What is the real worth of the reported $2.2 billion in investment pledges that Mrs. Gloria Macapagal-Arroyo “brought” home from her weeklong trip to South Korea and Russia?
The reported amounts are “pledges”, a promise to invest and not actual investments. And investment pledges these days, at a time when old giants like General Motors are crumbling, are simply not dependable.
Indeed, many factors go against the realization of these pledges to become actual investments. The sectors where the committed investments are supposed to flow in currently face dim prospects amid a worsening global financial and economic crisis.
A case in point are the pledges made by South Korea in alternative energy projects, particularly biofuels. There is actually an emerging “biofuels bubble” as the largest biofuels producers in the US fold up one by one due to the combined impact of the global crunch, high cost of biofuels feedstock and substantially lowered global crude oil prices from record highs in the past years.
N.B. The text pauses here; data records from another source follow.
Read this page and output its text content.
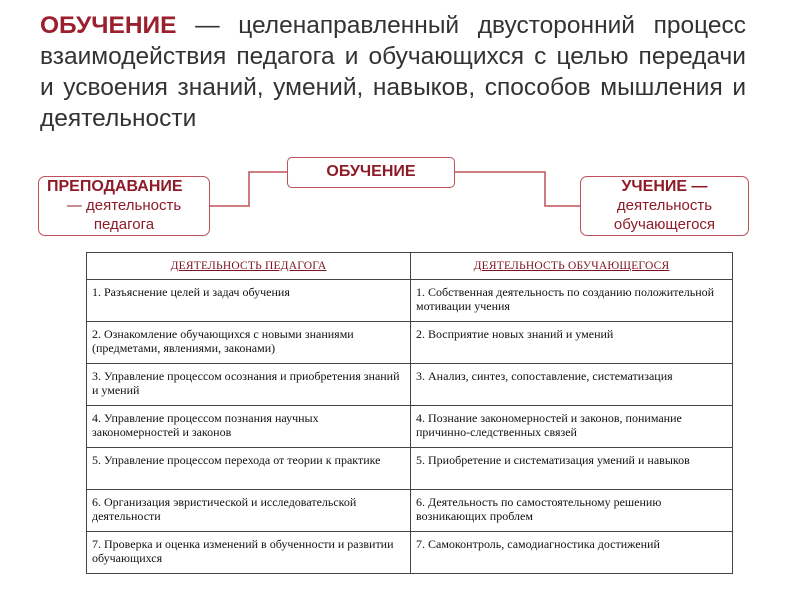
ОБУЧЕНИЕ — целенаправленный двусторонний процесс взаимодействия педагога и обучающихся с целью передачи и усвоения знаний, умений, навыков, способов мышления и деятельности
ОБУЧЕНИЕ
ПРЕПОДАВАНИЕ
— деятельность педагога
УЧЕНИЕ —
деятельность обучающегося
ДЕЯТЕЛЬНОСТЬ ПЕДАГОГА	ДЕЯТЕЛЬНОСТЬ ОБУЧАЮЩЕГОСЯ
1. Разъяснение целей и задач обучения	1. Собственная деятельность по созданию положительной мотивации учения
2. Ознакомление обучающихся с новыми знаниями (предметами, явлениями, законами)	2. Восприятие новых знаний и умений
3. Управление процессом осознания и приобретения знаний и умений	3. Анализ, синтез, сопоставление, систематизация
4. Управление процессом познания научных закономерностей и законов	4. Познание закономерностей и законов, понимание причинно-следственных связей
5. Управление процессом перехода от теории к практике	5. Приобретение и систематизация умений и навыков
6. Организация эвристической и исследовательской деятельности	6. Деятельность по самостоятельному решению возникающих проблем
7. Проверка и оценка изменений в обученности и развитии обучающихся	7. Самоконтроль, самодиагностика достижений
American biofuels producers also saw their income drop by 89% between 2005 and 2008. So whatever promised investments in the biofuels sector made today are highly tentative.
Portion of the promised investments will also go to the construction of hotels and golf courses as government continues its aggressive promotion of tourism. But the outlook for tourism is also not as bright as economic managers hope it to be as relatively well-off income earners (the tourists) worldwide struggle to keep their savings, or whatever is left of it, amid the growing uncertainties in the global economy.
The World Tourism Organization already projected in January that global tourism this year may still grow but at a slower pace. This has been recently affirmed by the June forecast of the International Air Transport Association (IATA) that the airline industry is expected to lose $9 billion this year due to the global economic meltdown. The reason presumably is that less people will travel for business, much less vacation and pleasure.
Press Secretary Cerge Remonde, who released the official statement upon Mrs. Arroyo’s arrival at the NAIA last Sunday (June 7), wanted to highlight the investment pledges as the supposed “achievements” of the latest presidential junket. The idea obviously is to create an image of a hardworking president who delivers and is not at all distracted by threats of massive protests against her scheme to stay in power through Charter change (Cha-cha).
But the Filipino people have heard and seen enough to buy this deceit.